The good news is that now there are more options than ever to remove them, including a new procedure called radio frequency closure that treats varicose veins by heating them, causing the tissue to shrink and the vein to close. Unlike vein stripping, it is minimally invasive -- you can go out in shorts the same day, rather than needing a two-week recovery.
To perform this procedure, the doctor first maps the vein and numbs the area with a local anesthestic. The doctor then nicks the skin behind the knee and threads into the vein a small tube called a catheter that delivers radio-frequency energy to the vein wall, causing the vein to contract and seal shut. Once this happens, nearby healthy veins take over.

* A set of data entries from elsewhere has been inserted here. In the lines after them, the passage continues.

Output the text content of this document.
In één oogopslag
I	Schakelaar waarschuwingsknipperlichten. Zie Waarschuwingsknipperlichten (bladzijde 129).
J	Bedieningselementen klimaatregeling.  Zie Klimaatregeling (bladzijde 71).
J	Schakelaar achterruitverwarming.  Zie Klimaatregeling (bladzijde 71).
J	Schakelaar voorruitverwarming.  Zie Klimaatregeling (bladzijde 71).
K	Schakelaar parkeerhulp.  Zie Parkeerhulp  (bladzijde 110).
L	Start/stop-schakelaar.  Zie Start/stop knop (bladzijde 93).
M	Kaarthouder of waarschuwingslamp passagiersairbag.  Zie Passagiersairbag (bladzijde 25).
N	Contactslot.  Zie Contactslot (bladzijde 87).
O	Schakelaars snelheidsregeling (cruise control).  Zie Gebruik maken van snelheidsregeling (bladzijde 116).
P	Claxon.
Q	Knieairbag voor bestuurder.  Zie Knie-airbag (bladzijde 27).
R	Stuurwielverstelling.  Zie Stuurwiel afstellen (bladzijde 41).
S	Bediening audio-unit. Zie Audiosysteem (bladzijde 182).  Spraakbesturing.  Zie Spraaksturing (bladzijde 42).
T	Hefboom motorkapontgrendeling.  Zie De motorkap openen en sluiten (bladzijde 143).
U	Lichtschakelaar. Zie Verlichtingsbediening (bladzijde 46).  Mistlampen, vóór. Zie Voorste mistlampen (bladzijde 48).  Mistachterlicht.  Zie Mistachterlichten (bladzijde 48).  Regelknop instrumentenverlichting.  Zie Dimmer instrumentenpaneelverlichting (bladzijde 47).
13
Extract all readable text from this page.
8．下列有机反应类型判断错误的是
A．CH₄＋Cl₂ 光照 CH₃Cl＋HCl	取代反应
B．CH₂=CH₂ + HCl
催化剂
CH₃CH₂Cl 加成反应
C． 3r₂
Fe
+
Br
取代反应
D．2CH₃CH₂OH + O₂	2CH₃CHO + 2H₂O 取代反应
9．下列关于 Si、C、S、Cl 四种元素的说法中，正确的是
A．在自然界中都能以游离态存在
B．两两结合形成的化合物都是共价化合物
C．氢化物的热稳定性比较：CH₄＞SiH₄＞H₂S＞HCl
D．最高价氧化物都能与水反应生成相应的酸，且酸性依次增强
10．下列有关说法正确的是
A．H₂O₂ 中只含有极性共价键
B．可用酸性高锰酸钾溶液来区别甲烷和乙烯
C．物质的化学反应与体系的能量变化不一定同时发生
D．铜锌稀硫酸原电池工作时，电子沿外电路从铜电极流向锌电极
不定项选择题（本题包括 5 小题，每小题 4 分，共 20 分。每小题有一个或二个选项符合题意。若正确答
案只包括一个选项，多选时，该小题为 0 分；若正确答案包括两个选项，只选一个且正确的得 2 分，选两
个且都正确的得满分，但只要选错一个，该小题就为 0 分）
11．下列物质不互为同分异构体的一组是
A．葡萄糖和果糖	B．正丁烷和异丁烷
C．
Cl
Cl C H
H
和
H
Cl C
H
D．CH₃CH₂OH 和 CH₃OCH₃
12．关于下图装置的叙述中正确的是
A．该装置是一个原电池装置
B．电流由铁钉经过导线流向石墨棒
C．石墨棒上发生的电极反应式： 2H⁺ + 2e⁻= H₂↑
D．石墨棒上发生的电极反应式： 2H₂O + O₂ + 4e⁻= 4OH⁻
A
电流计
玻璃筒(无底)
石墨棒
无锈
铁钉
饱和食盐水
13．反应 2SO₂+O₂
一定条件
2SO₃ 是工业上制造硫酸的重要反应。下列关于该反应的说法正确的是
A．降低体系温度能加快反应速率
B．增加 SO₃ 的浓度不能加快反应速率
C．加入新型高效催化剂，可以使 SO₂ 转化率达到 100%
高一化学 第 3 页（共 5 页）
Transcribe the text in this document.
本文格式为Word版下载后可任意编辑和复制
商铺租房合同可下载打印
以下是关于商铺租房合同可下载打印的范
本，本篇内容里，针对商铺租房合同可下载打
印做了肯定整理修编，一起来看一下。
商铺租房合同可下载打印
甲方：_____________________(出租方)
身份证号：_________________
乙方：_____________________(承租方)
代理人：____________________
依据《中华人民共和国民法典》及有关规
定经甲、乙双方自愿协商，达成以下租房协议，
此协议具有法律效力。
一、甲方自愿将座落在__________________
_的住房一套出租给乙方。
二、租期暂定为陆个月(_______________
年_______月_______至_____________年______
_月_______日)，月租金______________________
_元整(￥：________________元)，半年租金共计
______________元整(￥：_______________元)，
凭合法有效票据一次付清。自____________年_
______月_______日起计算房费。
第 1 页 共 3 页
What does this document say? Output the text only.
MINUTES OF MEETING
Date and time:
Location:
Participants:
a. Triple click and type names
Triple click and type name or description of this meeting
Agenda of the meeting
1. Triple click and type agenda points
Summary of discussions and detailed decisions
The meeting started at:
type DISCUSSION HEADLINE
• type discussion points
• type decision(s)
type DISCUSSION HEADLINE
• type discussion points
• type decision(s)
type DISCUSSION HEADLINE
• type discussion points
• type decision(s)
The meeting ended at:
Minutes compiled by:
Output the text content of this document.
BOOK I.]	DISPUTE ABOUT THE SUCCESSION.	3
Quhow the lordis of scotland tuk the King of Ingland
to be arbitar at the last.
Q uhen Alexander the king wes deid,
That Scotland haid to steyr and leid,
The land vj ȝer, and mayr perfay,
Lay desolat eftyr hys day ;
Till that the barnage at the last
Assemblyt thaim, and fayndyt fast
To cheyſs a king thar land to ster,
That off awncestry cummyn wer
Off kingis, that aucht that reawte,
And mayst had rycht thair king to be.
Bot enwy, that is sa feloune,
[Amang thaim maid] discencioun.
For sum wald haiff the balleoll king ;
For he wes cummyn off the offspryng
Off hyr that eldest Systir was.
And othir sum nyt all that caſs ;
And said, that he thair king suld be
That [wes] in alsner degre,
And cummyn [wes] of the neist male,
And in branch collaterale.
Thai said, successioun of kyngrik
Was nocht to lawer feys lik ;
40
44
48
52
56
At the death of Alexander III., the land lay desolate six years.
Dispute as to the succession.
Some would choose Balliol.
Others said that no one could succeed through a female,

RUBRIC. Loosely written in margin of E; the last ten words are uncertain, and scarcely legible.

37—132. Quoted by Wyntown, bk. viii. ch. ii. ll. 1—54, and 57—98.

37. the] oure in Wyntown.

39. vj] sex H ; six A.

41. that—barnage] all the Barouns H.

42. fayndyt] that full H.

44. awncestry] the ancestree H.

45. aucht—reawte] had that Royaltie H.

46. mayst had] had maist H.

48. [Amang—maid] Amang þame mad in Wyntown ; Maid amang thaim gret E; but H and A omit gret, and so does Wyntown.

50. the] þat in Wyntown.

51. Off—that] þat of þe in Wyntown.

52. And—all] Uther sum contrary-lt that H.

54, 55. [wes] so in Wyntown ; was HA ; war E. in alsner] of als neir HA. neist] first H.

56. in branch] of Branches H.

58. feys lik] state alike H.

Another option for varicose vein removal is called sclerotherapy, or injection therapy. During this procedure, a special solution is injected into the vein to force it to close. Some doctors are also using lasers to get rid of varicose veins.
Sclerotherapy is most commonly used to treat larger spider veins, with lasers used to treat finer veins, says Bruce Katz, MD, director of the JUVA Skin and Laser Center and associate clinical professor of dermatology at Columbia University College of Physicians and Surgeons, both in New York.
"There is no scarring from any of these procedures," he says. "We do this literally every day, and veins are gone for good. Women with road maps on legs, who never wore a bathing suit or shorts, now go to the beach regularly. It's a really common problem, and now we can get rid of them, which is great."
In the latest addition to varicose vein treatments, researchers are testing a new laser procedure. The procedure is performed with the help of ultrasound imaging. During the treatment, the large leg vein -- called the saphenous vein -- is closed with the help of the laser. That causes the smaller veins to shrink and improve in appearance. Other healthy veins take over to carry blood from the leg, re-establishing normal blood flow.
By comparison, other varicose vein procedures -- like vein stripping -- fail more often than this laser technique, according to researchers that presented their findings at the annual scientific meeting of the Society of Interventional Radiology in Salt Lake City, Utah, in April 2003. Those procedures also require general anesthesia, and up to two weeks recovery -- and pain, bruising, and scarring are common. In addition, researchers say that even when you remove the vein with surgery, there is a 10% to 25% chance of recurrence as opposed to a 7% chance of recurrence with the new, less invasive laser procedure.